Find out the functions of the Institute of Cytology and Preventive Oncology, Noida.
Cancer, one of the major killers in the world, is a generic term for a large group of diseases that can affect any part of the body.
The usual sites of cancer are oral cavity, lungs, oesophagus and stomach among men and cervix, breast, and oral cavity among women. Lung, stomach, liver, colon and breast cancer cause most cancer deaths.
There are various risk factors leading to cancer deaths. Use of tobacco and alcohol, lack of physical activity, a high body mass index, low fruit and vegetable intake, viral infections and ageing are some of these factors.
Tobacco use is the single most important risk factor for cancer causing 22 per cent of the global cancer deaths.
Heredity may play a role in certain types of cancer. They may run in families not only because of common risk factors such as smoking but also because abnormal genes may be passed from generation to generation.
Inherited cancer, however, occurs less than other varieties.
How is cancer developed?
It can start from a single cell. A normal cell is transformed into a tumour cell in progressive stages. A lesion may get changed as a malignant tumour.
This kind of transformation takes place consequent on interaction between a person’s genetic factors and external agents. The agents may be physical, chemical or biological carcinogens (cancer-causing substances or agents). Typical examples of these three categories of carcinogens are ionising radiation, tobacco smoke, and viruses.
The incidence of cancer deaths can be reduced through early detection and appropriate management of patients. Reduction in the risk factors listed above would help prevention to some extent. Vaccination against human papillomavirus (HPV) and Hepatitis B virus is another strategy. Awareness creation in society can help early detection and care.
Cancer treatment may involve chemotherapy, radiotherapy or surgery. In cases where total cure is not possible, there would be chances of substantially prolonging quality life. Palliative care and psychological support are vital elements in providing active life.
Cytological evaluation or analysis under a microscope of cells collected from a part of the body is part of cancer detection. Pap smear is a usual method of cytological evaluation for the detection of cervical cancer. Cytological evaluation is different from a biopsy test where a tissue is examined.
(Cytology refers to the study of the microscopic appearance of cells, especially for the diagnosis of abnormalities and malignancies. Oncology is the branch of science that deals with tumours and cancers and their treatment.)
There is a centre of excellence that carries out studies and research in areas related to cancer.
The centre works under the control of the Indian Council of Medical Research (ICMR): the Institute of Cytology and Preventive Oncology (ICPO), I-7, Sector - 39, Noida – 201 301; Website: www.icpo.org.in.
It was established as the Cytology Research Centre by the ICMR in 1979. After 10 years, it assumed the present name. The basic objective was promoting research in the field of cancers that are most prevalent in India with a stress on early detection and prevention. Studies had a multidisciplinary approach covering epidemiological, behavioural, clinical, cytomorphological, cytogenetic, biochemical, virological, immunological, and molecular biological aspects.
Special emphasis has been laid on pre-cancer and cancer of the uterine cervix and breast in women. The institute has made substantial contributions in cervical cancer research. Sixteen per cent of the world’s total cases of cervical cancer occur in India; but only five per cent are reported in the early stages.
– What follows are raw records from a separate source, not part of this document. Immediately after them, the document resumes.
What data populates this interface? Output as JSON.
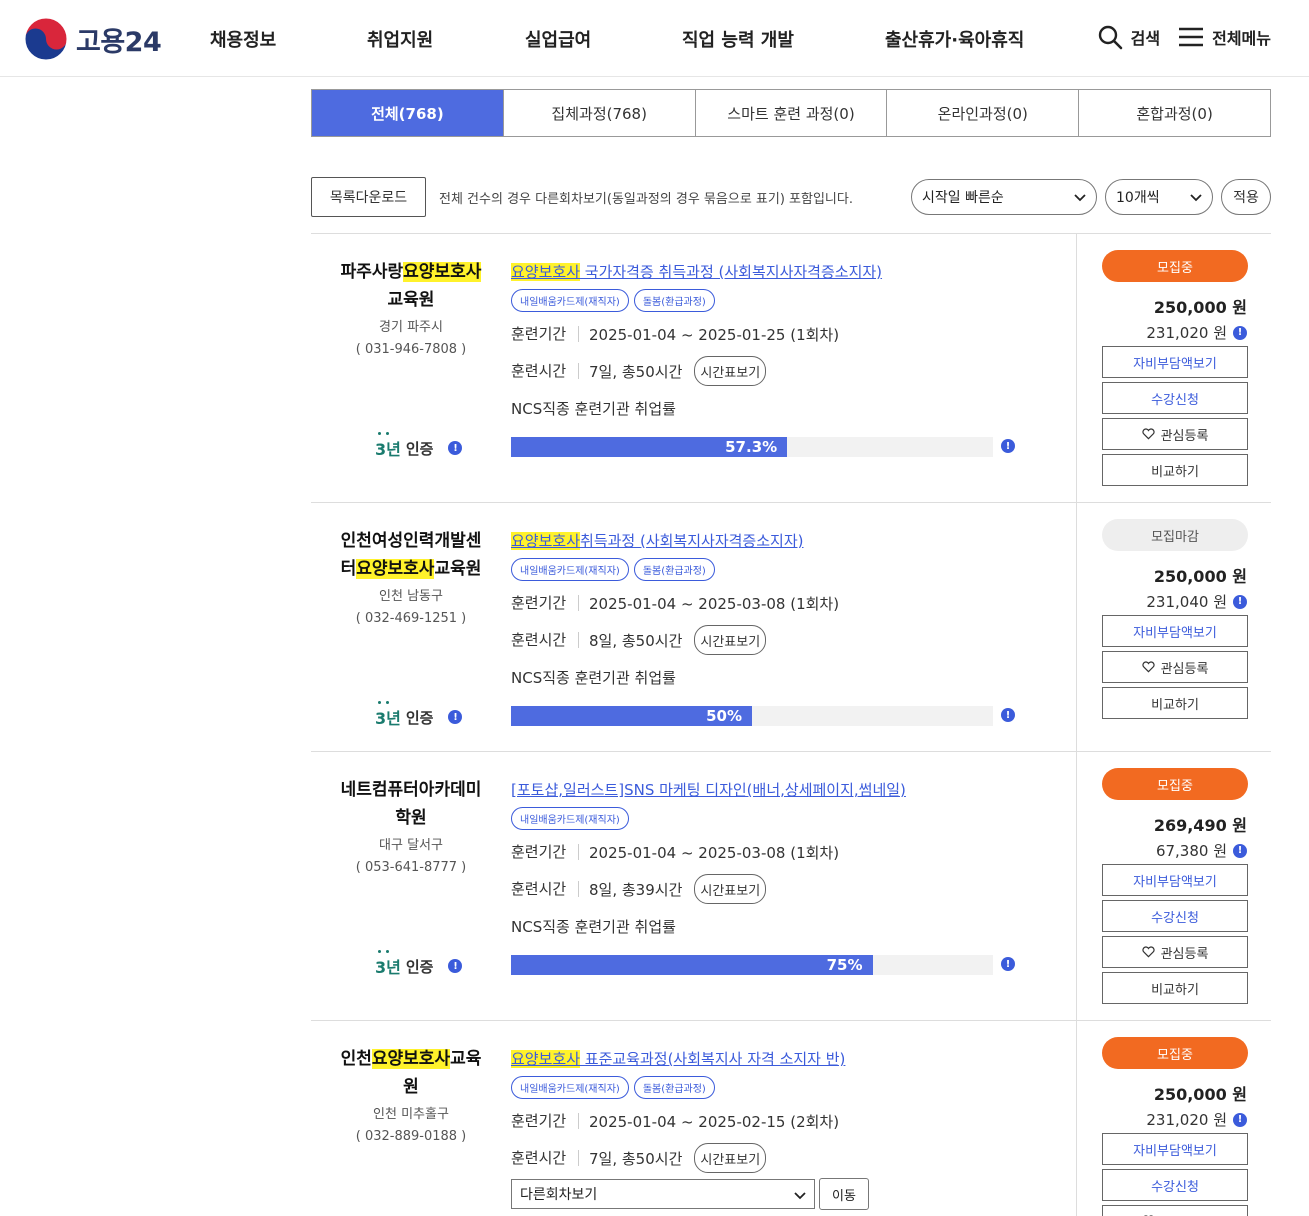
{
  "header": {
    "logo_text": "고용24",
    "nav": [
      "채용정보",
      "취업지원",
      "실업급여",
      "직업 능력 개발",
      "출산휴가·육아휴직"
    ],
    "search_label": "검색",
    "menu_label": "전체메뉴"
  },
  "tabs": [
    {
      "label": "전체(768)",
      "active": true
    },
    {
      "label": "집체과정(768)",
      "active": false
    },
    {
      "label": "스마트 훈련 과정(0)",
      "active": false
    },
    {
      "label": "온라인과정(0)",
      "active": false
    },
    {
      "label": "혼합과정(0)",
      "active": false
    }
  ],
  "toolbar": {
    "download_label": "목록다운로드",
    "note": "전체 건수의 경우 다른회차보기(동일과정의 경우 묶음으로 표기) 포함입니다.",
    "sort_value": "시작일 빠른순",
    "count_value": "10개씩",
    "apply_label": "적용"
  },
  "labels": {
    "period": "훈련기간",
    "hours": "훈련시간",
    "timetable": "시간표보기",
    "ncs": "NCS직종 훈련기관 취업률",
    "cert_year": "3년",
    "cert_text": "인증",
    "cost_view": "자비부담액보기",
    "apply": "수강신청",
    "favorite": "관심등록",
    "compare": "비교하기",
    "other_rounds": "다른회차보기",
    "move": "이동"
  },
  "courses": [
    {
      "inst_pre": "파주사랑",
      "inst_hl": "요양보호사",
      "inst_post": "교육원",
      "region": "경기 파주시",
      "tel": "( 031-946-7808 )",
      "title_hl": "요양보호사",
      "title_rest": " 국가자격증 취득과정 (사회복지사자격증소지자)",
      "badges": [
        "내일배움카드제(재직자)",
        "돌봄(환급과정)"
      ],
      "period": "2025-01-04 ~ 2025-01-25 (1회차)",
      "hours": "7일, 총50시간",
      "rate_label": "57.3%",
      "rate": 57.3,
      "status": "모집중",
      "status_type": "open",
      "price": "250,000 원",
      "subsidy": "231,020 원"
    },
    {
      "inst_pre": "인천여성인력개발센터",
      "inst_hl": "요양보호사",
      "inst_post": "교육원",
      "region": "인천 남동구",
      "tel": "( 032-469-1251 )",
      "title_hl": "요양보호사",
      "title_rest": "취득과정 (사회복지사자격증소지자)",
      "badges": [
        "내일배움카드제(재직자)",
        "돌봄(환급과정)"
      ],
      "period": "2025-01-04 ~ 2025-03-08 (1회차)",
      "hours": "8일, 총50시간",
      "rate_label": "50%",
      "rate": 50,
      "status": "모집마감",
      "status_type": "closed",
      "price": "250,000 원",
      "subsidy": "231,040 원"
    },
    {
      "inst_pre": "네트컴퓨터아카데미학원",
      "inst_hl": "",
      "inst_post": "",
      "region": "대구 달서구",
      "tel": "( 053-641-8777 )",
      "title_hl": "",
      "title_rest": "[포토샵,일러스트]SNS 마케팅 디자인(배너,상세페이지,썸네일)",
      "badges": [
        "내일배움카드제(재직자)"
      ],
      "period": "2025-01-04 ~ 2025-03-08 (1회차)",
      "hours": "8일, 총39시간",
      "rate_label": "75%",
      "rate": 75,
      "status": "모집중",
      "status_type": "open",
      "price": "269,490 원",
      "subsidy": "67,380 원"
    },
    {
      "inst_pre": "인천",
      "inst_hl": "요양보호사",
      "inst_post": "교육원",
      "region": "인천 미추홀구",
      "tel": "( 032-889-0188 )",
      "title_hl": "요양보호사",
      "title_rest": " 표준교육과정(사회복지사 자격 소지자 반)",
      "badges": [
        "내일배움카드제(재직자)",
        "돌봄(환급과정)"
      ],
      "period": "2025-01-04 ~ 2025-02-15 (2회차)",
      "hours": "7일, 총50시간",
      "status": "모집중",
      "status_type": "open",
      "price": "250,000 원",
      "subsidy": "231,020 원"
    }
  ]
}
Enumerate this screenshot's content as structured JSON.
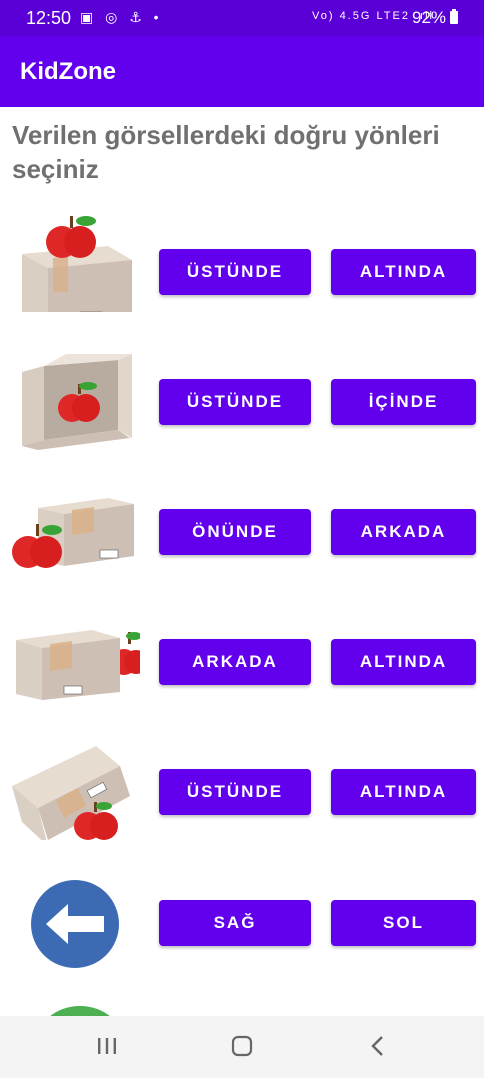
{
  "status": {
    "time": "12:50",
    "left_icons": "▣ ◎ ⚓ •",
    "network": "Vo) 4.5G LTE2 .ıll",
    "battery": "92%"
  },
  "app": {
    "title": "KidZone"
  },
  "question": "Verilen görsellerdeki doğru yönleri seçiniz",
  "rows": [
    {
      "image": "apple-on-box",
      "options": [
        "ÜSTÜNDE",
        "ALTINDA"
      ]
    },
    {
      "image": "apple-in-box",
      "options": [
        "ÜSTÜNDE",
        "İÇİNDE"
      ]
    },
    {
      "image": "apple-in-front-of-box",
      "options": [
        "ÖNÜNDE",
        "ARKADA"
      ]
    },
    {
      "image": "apple-behind-box",
      "options": [
        "ARKADA",
        "ALTINDA"
      ]
    },
    {
      "image": "apple-under-box",
      "options": [
        "ÜSTÜNDE",
        "ALTINDA"
      ]
    },
    {
      "image": "left-arrow-sign",
      "options": [
        "SAĞ",
        "SOL"
      ]
    }
  ],
  "colors": {
    "primary": "#6200ee",
    "status_bar": "#5a00d6",
    "question_text": "#707070",
    "arrow_sign": "#3d6bb3"
  },
  "nav": {
    "icons": [
      "recent-apps-icon",
      "home-icon",
      "back-icon"
    ]
  }
}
The method of clinical downstaging, a process of screening for cancer using clinical approaches for early detection, is employed.
This differs from the screening test.
In the absence of screening, downstaging helps in the detection of cancer at a less advanced stage.
Paramedical staff with minimum training will be able to identify any abnormality in cervix by this method.
This is significant, since cytological screening may not be possible in many cases.
Visual inspection of cervix with selective cytology screening and development of novel diagnostic approaches for screening HPV have been introduced.
Preparatory work on an HPV vaccine and analysis of breast cancer susceptibility genes are some of the other areas of research. Educating women on risk factors, symptoms of the disease and prevention are also being done.
ICPO promotes clinico-epidemiological cancer research to determine social, environmental, and genetic factors.
Further, it undertakes research for the development of preventive and therapeutic approaches for cost-effective management of cancer and their implementation in the hospital and community settings.
A noteworthy aspect of its working is its commitment to studying and analysing behavioural and psychosocial parameters in cancer patients, in order to ensure effective counselling to patients.
The ICPO aims at human resource development in various specialties of oncology through formal and informal training courses and related academic programmes. It has facilities for Ph.D. research and MD programmes.
It also provides in-service training. It functions as a national reference centre for HPV and cervical cancer, providing specialised diagnostic referral services.
The institute also works as a WHO-collaborating centre for research and training in cytology and HPV vaccine programme. It is a member of the International Union Against Cancer, Geneva.
It would be of interest to potential research students that the institute conducts research in the following areas:
Molecular oncology, clinical oncology, cytopathology, molecular genetics and biochemistry, immunology and virology, epidemiology and biostatistics, and early detection and referral services.
ICPO has adequate facilities and laboratory support for quality studies in all these subject areas.